Mr. Brooks' more aggressive clients have about 12% exposure to emerging-markets stocks and debt.
“They come with more volatility — that's just a piece of the story,” he said. “If there's a reasonable expectation to be compensated for the risk you're taking, go ahead.”
But what's reasonable is what's in question. Mr. Brooks and others, such as UBS adviser Maurice G. Bradshaw, see emerging-markets exposure, even with the risks presented by currency slides, capital flight and slowing growth, as essential, given the growing middle class in many of those countries. And there is some evidence of a rebound as emerging-markets stocks have rallied this month.
Others, like Jeffrey Sica, president and chief investment officer of SICA Wealth Management, are more bearish.
He said any economic slowdown in the second-largest economy is felt across the world, and political problems from Brazil to South Africa could cripple them.
“We've seen this bloodbath in currency — and the only thing that's really going to stop that is for this currency war, this devaluation in China and the U.S. and Japan to subside,” said Mr.

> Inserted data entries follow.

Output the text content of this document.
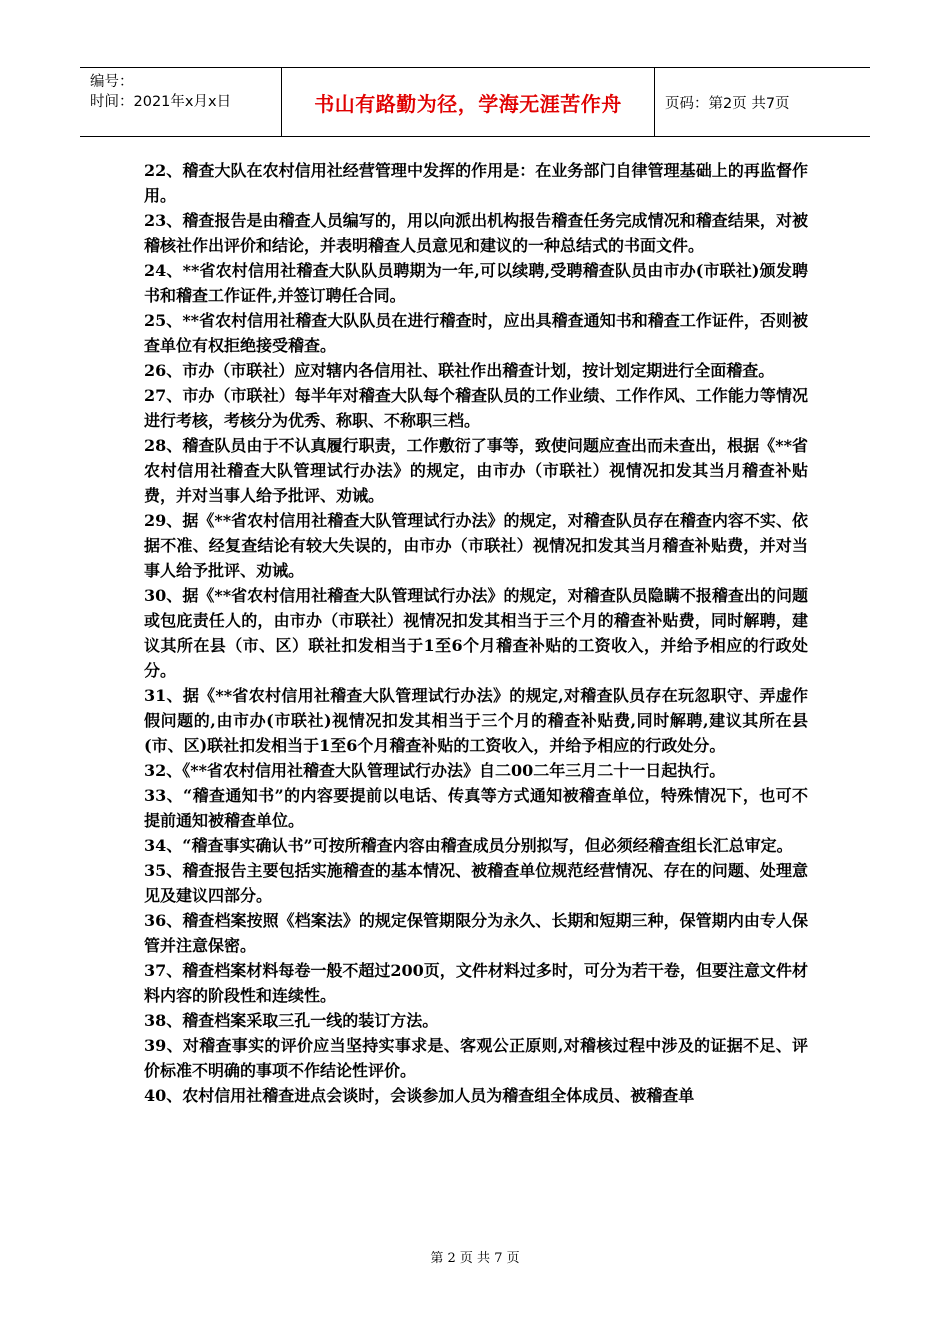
编号：
时间：2021年x月x日	书山有路勤为径，学海无涯苦作舟	页码：第2页 共7页

22、稽查大队在农村信用社经营管理中发挥的作用是：在业务部门自律管理基础上的再监督作用。

23、稽查报告是由稽查人员编写的，用以向派出机构报告稽查任务完成情况和稽查结果，对被稽核社作出评价和结论，并表明稽查人员意见和建议的一种总结式的书面文件。

24、**省农村信用社稽查大队队员聘期为一年,可以续聘,受聘稽查队员由市办(市联社)颁发聘书和稽查工作证件,并签订聘任合同。

25、**省农村信用社稽查大队队员在进行稽查时，应出具稽查通知书和稽查工作证件，否则被查单位有权拒绝接受稽查。

26、市办（市联社）应对辖内各信用社、联社作出稽查计划，按计划定期进行全面稽查。

27、市办（市联社）每半年对稽查大队每个稽查队员的工作业绩、工作作风、工作能力等情况进行考核，考核分为优秀、称职、不称职三档。

28、稽查队员由于不认真履行职责，工作敷衍了事等，致使问题应查出而未查出，根据《**省农村信用社稽查大队管理试行办法》的规定，由市办（市联社）视情况扣发其当月稽查补贴费，并对当事人给予批评、劝诫。

29、据《**省农村信用社稽查大队管理试行办法》的规定，对稽查队员存在稽查内容不实、依据不准、经复查结论有较大失误的，由市办（市联社）视情况扣发其当月稽查补贴费，并对当事人给予批评、劝诫。

30、据《**省农村信用社稽查大队管理试行办法》的规定，对稽查队员隐瞒不报稽查出的问题或包庇责任人的，由市办（市联社）视情况扣发其相当于三个月的稽查补贴费，同时解聘，建议其所在县（市、区）联社扣发相当于1至6个月稽查补贴的工资收入，并给予相应的行政处分。

31、据《**省农村信用社稽查大队管理试行办法》的规定,对稽查队员存在玩忽职守、弄虚作假问题的,由市办(市联社)视情况扣发其相当于三个月的稽查补贴费,同时解聘,建议其所在县(市、区)联社扣发相当于1至6个月稽查补贴的工资收入，并给予相应的行政处分。

32、《**省农村信用社稽查大队管理试行办法》自二00二年三月二十一日起执行。

33、“稽查通知书”的内容要提前以电话、传真等方式通知被稽查单位，特殊情况下，也可不提前通知被稽查单位。

34、“稽查事实确认书”可按所稽查内容由稽查成员分别拟写，但必须经稽查组长汇总审定。

35、稽查报告主要包括实施稽查的基本情况、被稽查单位规范经营情况、存在的问题、处理意见及建议四部分。

36、稽查档案按照《档案法》的规定保管期限分为永久、长期和短期三种，保管期内由专人保管并注意保密。

37、稽查档案材料每卷一般不超过200页，文件材料过多时，可分为若干卷，但要注意文件材料内容的阶段性和连续性。

38、稽查档案采取三孔一线的装订方法。

39、对稽查事实的评价应当坚持实事求是、客观公正原则,对稽核过程中涉及的证据不足、评价标准不明确的事项不作结论性评价。

40、农村信用社稽查进点会谈时，会谈参加人员为稽查组全体成员、被稽查单

第 2 页 共 7 页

Sica.
He is recommending gold, other precious metals and commodities like oil for his clients, taking physical delivery of the metals when possible.
“Precious metals are used as a protest against the governments that print currency,” he said, “so when you see instability in the markets and riots in Ukraine and the economic problems in Turkey and Brazil, the safe haven gold investment becomes much more attractive. So we've stocked up.”